Mais cette époque est révolue depuis longtemps.

Aujourd’hui, l’arsenal de la démocratie n’est pas seulement américain. Il n’est pas seulement occidental non plus.

Aujourd’hui, l’arsenal de la démocratie est mondial. Il témoigne de ce que nous avons construit au cours des 75 dernières années. Et il profite à tous.

Mais n’oubliez pas : pour disposer d’un arsenal démocratique sain, résistant et prospère, nous avons également besoin de démocraties saines, résistantes et prospères. Les deux sont inséparables.

Car créer une entreprise, investir dans les autres, inventer un produit et le commercialiser dépend de la sauvegarde des principes et des institutions démocratiques qui fournissent la couverture de liberté sous laquelle vous le faites.

Nous voulons que l’innovation du secteur privé réussisse. Il faut que le secteur privé ait le même sentiment à l’égard de la démocratie. En effet, aucune des deux ne peut prospérer si l’autre ne survit pas – et nous voulons que les deux continuent à durer longtemps.

Aucune démocratie n’est à l’abri des vents autoritaires qui balaient le monde. L’Amérique et d’autres alliés ont été régulièrement mis à l’épreuve. Bien qu’ils aient résisté, nous ne pouvons pas considérer cela comme acquis.

Il y a soixante-quinze ans, lorsque le président américain Truman s’est exprimé lors de la signature du traité de l’Atlantique Nord, il a décrit certains des liens de longue date qui unissent les alliés de l’OTAN, notamment “un héritage commun de démocratie, de liberté individuelle et d’État de droit”.
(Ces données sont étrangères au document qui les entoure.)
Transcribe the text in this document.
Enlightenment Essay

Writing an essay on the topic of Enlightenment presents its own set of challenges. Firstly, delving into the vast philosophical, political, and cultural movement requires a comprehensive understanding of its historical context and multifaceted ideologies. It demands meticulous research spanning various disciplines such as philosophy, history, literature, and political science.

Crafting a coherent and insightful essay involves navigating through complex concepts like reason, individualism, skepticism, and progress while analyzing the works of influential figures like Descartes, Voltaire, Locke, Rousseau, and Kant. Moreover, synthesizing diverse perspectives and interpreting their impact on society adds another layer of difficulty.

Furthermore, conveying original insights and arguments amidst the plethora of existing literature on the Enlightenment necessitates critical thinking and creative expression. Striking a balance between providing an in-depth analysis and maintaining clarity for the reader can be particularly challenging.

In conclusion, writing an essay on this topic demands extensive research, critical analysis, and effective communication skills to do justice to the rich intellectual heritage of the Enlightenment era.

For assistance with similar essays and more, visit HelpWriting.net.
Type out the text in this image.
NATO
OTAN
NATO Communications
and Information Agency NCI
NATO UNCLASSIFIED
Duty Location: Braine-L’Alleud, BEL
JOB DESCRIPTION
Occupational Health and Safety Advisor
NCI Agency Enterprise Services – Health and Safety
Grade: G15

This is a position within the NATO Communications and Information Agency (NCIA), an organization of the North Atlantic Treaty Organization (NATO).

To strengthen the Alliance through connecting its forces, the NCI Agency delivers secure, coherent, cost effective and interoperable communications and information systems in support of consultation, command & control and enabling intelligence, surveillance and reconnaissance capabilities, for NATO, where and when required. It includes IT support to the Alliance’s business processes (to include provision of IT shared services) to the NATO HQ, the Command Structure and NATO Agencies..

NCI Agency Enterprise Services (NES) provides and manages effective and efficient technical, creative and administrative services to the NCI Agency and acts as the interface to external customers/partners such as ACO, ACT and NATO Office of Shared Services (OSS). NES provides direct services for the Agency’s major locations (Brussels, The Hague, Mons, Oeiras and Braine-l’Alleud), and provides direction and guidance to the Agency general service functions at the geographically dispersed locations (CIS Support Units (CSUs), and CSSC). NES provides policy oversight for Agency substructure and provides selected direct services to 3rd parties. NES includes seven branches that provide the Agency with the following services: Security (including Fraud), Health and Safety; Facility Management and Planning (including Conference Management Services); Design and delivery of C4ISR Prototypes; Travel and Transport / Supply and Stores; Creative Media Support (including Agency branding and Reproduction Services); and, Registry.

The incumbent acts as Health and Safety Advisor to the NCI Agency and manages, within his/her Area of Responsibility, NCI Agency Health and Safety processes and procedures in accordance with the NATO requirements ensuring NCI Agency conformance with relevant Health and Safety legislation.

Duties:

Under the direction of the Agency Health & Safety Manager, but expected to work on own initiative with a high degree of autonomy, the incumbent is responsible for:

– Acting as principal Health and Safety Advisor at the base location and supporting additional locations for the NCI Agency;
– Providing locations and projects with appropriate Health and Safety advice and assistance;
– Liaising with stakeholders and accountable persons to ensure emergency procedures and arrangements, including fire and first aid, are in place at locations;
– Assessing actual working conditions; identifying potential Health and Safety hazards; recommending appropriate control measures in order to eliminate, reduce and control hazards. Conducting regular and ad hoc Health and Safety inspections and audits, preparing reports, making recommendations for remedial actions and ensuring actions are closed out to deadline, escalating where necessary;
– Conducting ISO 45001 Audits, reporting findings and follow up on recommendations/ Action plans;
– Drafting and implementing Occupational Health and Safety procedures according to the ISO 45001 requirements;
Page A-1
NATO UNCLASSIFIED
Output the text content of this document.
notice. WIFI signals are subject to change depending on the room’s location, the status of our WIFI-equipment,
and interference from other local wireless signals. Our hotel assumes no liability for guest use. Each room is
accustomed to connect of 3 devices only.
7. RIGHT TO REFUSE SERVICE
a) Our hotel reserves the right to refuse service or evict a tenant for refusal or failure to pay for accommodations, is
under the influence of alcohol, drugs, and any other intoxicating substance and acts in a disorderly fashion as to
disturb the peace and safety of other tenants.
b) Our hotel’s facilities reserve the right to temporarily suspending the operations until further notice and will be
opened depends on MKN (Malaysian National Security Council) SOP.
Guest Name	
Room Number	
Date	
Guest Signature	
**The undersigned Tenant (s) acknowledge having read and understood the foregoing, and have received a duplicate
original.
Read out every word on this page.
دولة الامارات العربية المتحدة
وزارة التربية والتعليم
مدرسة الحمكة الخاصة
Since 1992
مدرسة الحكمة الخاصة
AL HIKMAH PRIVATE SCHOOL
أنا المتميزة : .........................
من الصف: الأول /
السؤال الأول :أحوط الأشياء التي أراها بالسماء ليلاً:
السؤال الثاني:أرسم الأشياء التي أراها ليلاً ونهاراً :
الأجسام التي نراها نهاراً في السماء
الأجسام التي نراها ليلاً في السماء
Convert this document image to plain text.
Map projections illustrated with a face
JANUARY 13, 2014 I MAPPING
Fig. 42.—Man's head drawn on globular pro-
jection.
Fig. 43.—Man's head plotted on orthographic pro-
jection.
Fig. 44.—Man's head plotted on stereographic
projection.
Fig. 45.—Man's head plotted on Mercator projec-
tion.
Il a également déclaré que “nos traditions communes nous permettent de faire face à des problèmes communs. Nous sommes, dans une large mesure, des nations industrielles et nous sommes confrontés au problème de la maîtrise des forces de la technologie moderne dans l’intérêt public.

“Pour résoudre ce problème avec succès, a-t-il déclaré, nous devons disposer d’un monde dans lequel nous pouvons échanger les produits de notre travail non seulement entre nous, mais aussi avec d’autres nations.

C’est la raison pour laquelle l’OTAN a vu le jour il y a plusieurs décennies – pour assurer la sécurité dont dépendent notre paix et notre prospérité communes. Et c’est pourquoi l’OTAN continuera à vivre pendant de nombreuses décennies à venir.

Je vous remercie de votre attention.